Searing celluloid expose
Michael Moore's "Fahrenheit 9/11," an anti-Bush and anti-war documentary, is making waves in the U.S. With the Presidential elections round the corner, will the film's impact show on the poll results, asks V. GANGADHAR.
A secret service officer confronts filmmaker Michael Moore across the street from the Saudi embassy in Washington, D.C. in a scene from Moore's new documentary, "Fahrenheit 9/11."
WITH AROUND four months to go and in the midst of a hectic Presidential campaign for a second term, the U.S. President George Bush does not need any new headaches. He has enough on his plate the Iraq quagmire, the increasing deaths of U.S. soldiers in the unpopular war, poll ratings which are dipping alarmingly, increasing evidence that he has lied to the American people, and a Democratic party candidate, John Kerry, who is shaping up quite well.
What is the new headache? It is Michael Moore's sizzling, anti-Bush, anti-war documentary, "Fahrenheit 9/11."Released recently in more than 5,000 U.S. theatres, the documentary, which won top honours at the recent Cannes film festival, is a searing expose of the Bush administration and a vicious personal attack on the President. In a gut-wrenching expose of the Iraq folly, the film bares every `stupidity' of the Bush administration, which took the country to an unnecessary war. An avowed Bush-baiter, Moore's film catches every perfidy of the President and his aides.
There are scenes showing explicitly how the `Bushies' are in cahoots with the `Saudis' in siphoning off the oil money from West Asia. And explores links between the Bush family and Osama Bin Laden! Obviously this is the season of anti-Bush movies. Another blockbuster released two months earlier, "The Day After Tomorrow," dealt with global warming and the role of the Bush Government on the issue.
While "The Day After Tomorrow" was mostly attacked on the edit and op-ed pages of the U.S. media, "Fahrenheit" goes straight to the hearts of millions of Americans, telling them how they have been duped into supporting the war.
The families of hundreds of American soldiers killed in action in the needless war must be furious with the government for taking them for a ride.
The U.S. media, which ardently supported the war at the beginning has had a soul-searching and reversed its stand. In a front-page story, The New York Times urged the President to apologise publicly to the people for misleading them over the Iraq war. In this scenario, Moore's film can have an additional impact and tilt the scales in favour of John Kerry.
Moore's documentary had problems getting a release in the U.S. Miramax studio's parent firm, Disney, refused to touch the movie, which also attacked Bush's handling of the 9/11 tragedy. It was finally released by Miramax chiefs, Bob and Harvey Weinstein, through a deal with two outside companies.
Over the years, most Hollywood studios and established producers have been strongly pro-establishment. Thus, the cowboys always won against the Red Indians. In the two world wars, the Americans were invincible, the Germans and the Japanese, the fall guys. In the aftermath of the Korean and Vietnam wars, the Chinese were the villains. So it went on with the Middle East, Afghanistan and so on. The Yank Brigade marched on victoriously.
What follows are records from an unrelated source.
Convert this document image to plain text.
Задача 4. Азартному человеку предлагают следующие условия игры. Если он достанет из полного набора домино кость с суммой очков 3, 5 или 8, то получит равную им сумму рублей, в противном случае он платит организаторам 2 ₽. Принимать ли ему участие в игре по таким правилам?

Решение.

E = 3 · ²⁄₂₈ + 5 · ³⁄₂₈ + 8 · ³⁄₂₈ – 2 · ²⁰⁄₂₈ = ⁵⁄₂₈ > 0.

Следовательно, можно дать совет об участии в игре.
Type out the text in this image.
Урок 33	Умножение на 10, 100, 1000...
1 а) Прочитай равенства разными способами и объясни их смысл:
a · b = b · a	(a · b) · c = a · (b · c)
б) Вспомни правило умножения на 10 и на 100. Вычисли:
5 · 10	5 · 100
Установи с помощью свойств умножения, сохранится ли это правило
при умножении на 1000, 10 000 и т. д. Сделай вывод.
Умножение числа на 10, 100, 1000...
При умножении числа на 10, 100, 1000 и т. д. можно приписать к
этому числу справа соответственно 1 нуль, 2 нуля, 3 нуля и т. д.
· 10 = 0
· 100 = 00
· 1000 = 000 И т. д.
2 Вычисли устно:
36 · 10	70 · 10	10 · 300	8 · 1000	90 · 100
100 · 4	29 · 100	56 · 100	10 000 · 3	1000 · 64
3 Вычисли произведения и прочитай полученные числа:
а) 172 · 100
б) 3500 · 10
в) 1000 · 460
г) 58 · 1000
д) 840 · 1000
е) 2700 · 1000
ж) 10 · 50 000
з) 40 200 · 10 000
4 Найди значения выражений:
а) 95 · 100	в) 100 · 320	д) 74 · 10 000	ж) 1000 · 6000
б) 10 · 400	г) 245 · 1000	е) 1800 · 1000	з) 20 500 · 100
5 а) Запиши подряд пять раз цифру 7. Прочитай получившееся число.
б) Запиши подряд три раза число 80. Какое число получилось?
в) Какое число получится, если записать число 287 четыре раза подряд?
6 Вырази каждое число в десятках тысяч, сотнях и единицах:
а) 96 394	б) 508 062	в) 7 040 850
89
Revelling in the Cold War atmosphere, Hollywood made films glorifying the FBI and the CIA. The notorious FBI boss, Edgar Hoover, was one of Hollywood's heroes! Of course, the more thinking and intelligent filmmakers have had reservations on these issues. Anti-war movies like "Sergeant York" explored the futility of war. David Lean's memorable "The Bridge on the River Kwai" questioned the concept of victory and defeat in the war and the duties and responsibilities of officers to their men during war time and in captivity.
Actor Burt Lancaster produced and starred with his pal, Kirk Douglas, in "Seven Days in May" which dealt with the explosive theme of a likely military takeover of the U.S. Government. In the 1950s, this was a revolutionary theme!
Yet it was only during the Vietnam war that the anti-war movement crystallised in the U.S. Sick and tired of the deception practised by successive Presidents beginning with Eisenhower and ending with Nixon and their henchmen in the Pentagon, the State Department and other government agencies, in imposing a cruel war on the Vietnamese, conscientious filmmakers came out with films like "The Deer Hunters" and "Apocalpyse Now."
But these films dealt only with wrong policies and acts of various American governments, particularly at the time of war.
As Richard Nixon tried to subvert the democratic process in the country through criminal acts, planned and executed from the White House, it was time to shift focus.
"All the President's Men," released after the Watergate scandal and the exit of Nixon, was a path-breaker. Years later, British actor Anthony Hopkins starred in "Nixon" which probed the evil in the mind of a President.
Yet, to this day, no documentary or film has had any direct impact on the political career of an American president. That way ``Fahrenheit 9/11" is indeed a landmark film.
It will show that it takes a filmmaker to awaken the conscience of the American citizens.